Enviada em 06/08/2020

Dado o panorama social vigente atual, em que o prestigio e o status quo estão intimamente atrelados a manutenção de um padrão opulento de consumo, aprender a gerenciar as finanças com responsabilidade se torna indispensável. Nesse contexto, fica claro que a falta de orientação financeira é a principal responsável pelas decisões equivocadas e o acumulo de dívidas: uma parcela considerável dos brasileiros se encontram hoje com o nome sujo, o que gera insatisfação e queda na qualidade de vida.

Primeiramente, a falta de uma educação financeira engajada à realidade do brasileiro é o principal motor do consumo exacerbado. Este, estimulado pela mídia e instituições financeiras, pode até fazer sentido diante de um cenário macroeconômico baseado na superprodução de bens de consumo. No entanto, transformar o consumismo em ideologia é devastador, não só do ponto de vista das relações sociais, mas também da desestruturação financeira resultante do processo.

Além disso, faz-se importante reconhecer que o dinheiro é indiscutivelmente a principal ferramenta moderna de sobrevivência e independência. Sua escassez, fruto de investimentos insatisfatórios, consumo irresponsável, ou ainda a falta de um fundo de garantia para períodos de instabilidade pode desmantelar a vida social e profissional de centenas de indivíduos. Desamparados, estes se veem obrigados a abandonar projetos pessoais, aumentando o índice de insatisfação e depressão.
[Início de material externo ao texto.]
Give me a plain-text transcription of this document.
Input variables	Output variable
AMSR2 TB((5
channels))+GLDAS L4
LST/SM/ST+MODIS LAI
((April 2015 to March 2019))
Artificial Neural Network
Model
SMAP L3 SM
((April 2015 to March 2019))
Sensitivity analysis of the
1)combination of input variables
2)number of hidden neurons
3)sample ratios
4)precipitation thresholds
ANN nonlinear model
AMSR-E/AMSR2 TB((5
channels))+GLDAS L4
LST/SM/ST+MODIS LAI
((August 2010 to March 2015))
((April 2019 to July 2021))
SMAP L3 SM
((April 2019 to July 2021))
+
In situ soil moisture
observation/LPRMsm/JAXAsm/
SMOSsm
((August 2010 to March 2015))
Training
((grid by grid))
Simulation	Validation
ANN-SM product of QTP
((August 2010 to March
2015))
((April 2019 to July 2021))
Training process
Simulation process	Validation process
Infere-se, portanto, que ainda há entraves para garantir um ambiente econômico estável, capaz de capacitar indivíduos a investir e consumir com responsabilidade. Desse modo, é imprescindível que o estado atue em conjunto com instituições de ensino fundamental elaborando um programa integrado de educação financeira e capacitando professores. Isso pode se dar a partir do oferecimento de cursos de treinamento gratuitos e distribuição de material didático.